Whitebean identified Diabo as a contributing artist for the KSS Eagle in Flight logo, Owisokon Lahache as a contributing artist for the Digital Eagles KSS logo and existing KSS logo, and Babe Hemlock as a contributing artist for the KSS Diploma Eagle design.
Diabo said Whitebean was convinced by an initial sketch that included Diabo’s Kanien’kéha name Tioneratate, as well as his explanation that he had hidden the letters T-O-M-M-Y in abstract writing within the eagle’s left wing. Diabo was also able to provide official copyright documentation dated July 2022 that he filed proactively, as well as a signed statement from Cookie McComber – who was a teaching facilitator for Diabo’s class at the time – dated May 2022 stating that he attests to Diabo being the creator of the logo.
Diabo said that Whitebean had explained that she would turn her research over to KEC, who told Diabo three weeks ago that they agree that he is the artist, but that they are still claiming rights to the design.
KEC told The Eastern Door that they were committed to continuing to find a peaceful resolution.

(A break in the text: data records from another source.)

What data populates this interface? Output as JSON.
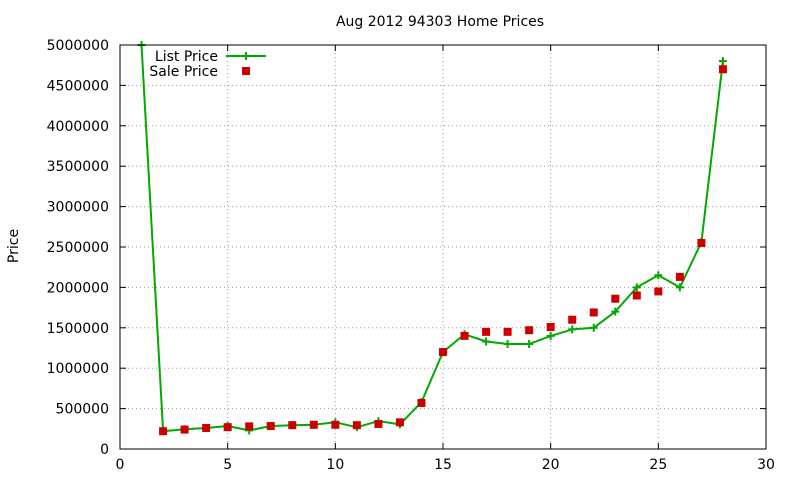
{
  "chart_data": {
    "type": "line",
    "title": "Aug 2012 94303 Home Prices",
    "xlabel": "",
    "ylabel": "Price",
    "xlim": [
      0,
      30
    ],
    "ylim": [
      0,
      5000000
    ],
    "xticks": [
      0,
      5,
      10,
      15,
      20,
      25,
      30
    ],
    "yticks": [
      0,
      500000,
      1000000,
      1500000,
      2000000,
      2500000,
      3000000,
      3500000,
      4000000,
      4500000,
      5000000
    ],
    "grid": true,
    "legend_position": "top-left",
    "series": [
      {
        "name": "List Price",
        "style": "line-with-plus-markers",
        "color": "#00aa00",
        "x": [
          1,
          2,
          3,
          4,
          5,
          6,
          7,
          8,
          9,
          10,
          11,
          12,
          13,
          14,
          15,
          16,
          17,
          18,
          19,
          20,
          21,
          22,
          23,
          24,
          25,
          26,
          27,
          28
        ],
        "y": [
          5000000,
          220000,
          245000,
          260000,
          285000,
          230000,
          285000,
          295000,
          300000,
          330000,
          270000,
          345000,
          305000,
          580000,
          1200000,
          1420000,
          1330000,
          1300000,
          1300000,
          1400000,
          1480000,
          1500000,
          1700000,
          2000000,
          2150000,
          2000000,
          2560000,
          4800000
        ]
      },
      {
        "name": "Sale Price",
        "style": "square-markers",
        "color": "#cc0000",
        "x": [
          2,
          3,
          4,
          5,
          6,
          7,
          8,
          9,
          10,
          11,
          12,
          13,
          14,
          15,
          16,
          17,
          18,
          19,
          20,
          21,
          22,
          23,
          24,
          25,
          26,
          27,
          28
        ],
        "y": [
          220000,
          240000,
          260000,
          270000,
          280000,
          285000,
          295000,
          300000,
          300000,
          295000,
          310000,
          330000,
          570000,
          1200000,
          1400000,
          1450000,
          1450000,
          1470000,
          1510000,
          1600000,
          1690000,
          1860000,
          1900000,
          1950000,
          2130000,
          2550000,
          4700000
        ]
      }
    ]
  }
}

“The recent controversy has brought to the surface how important the collective is for our community. We will continue to work towards a peaceful resolve that acknowledges the rich history of KSS and builds on its future,” said Robin Delaronde, director of education via email.
Seeking a solution
Diabo said that since the controversy erupted, he has reached out to KEC to attempt to find a different solution. In the letter, Diabo made two simple requests, not related to revenue or rights, and he is hoping to come to an amicable solution with the KEC.
“It’s my olive branch, not only to KEC and the KSS Pop-Up Shop, but also to the community of Kahnawake,” he said.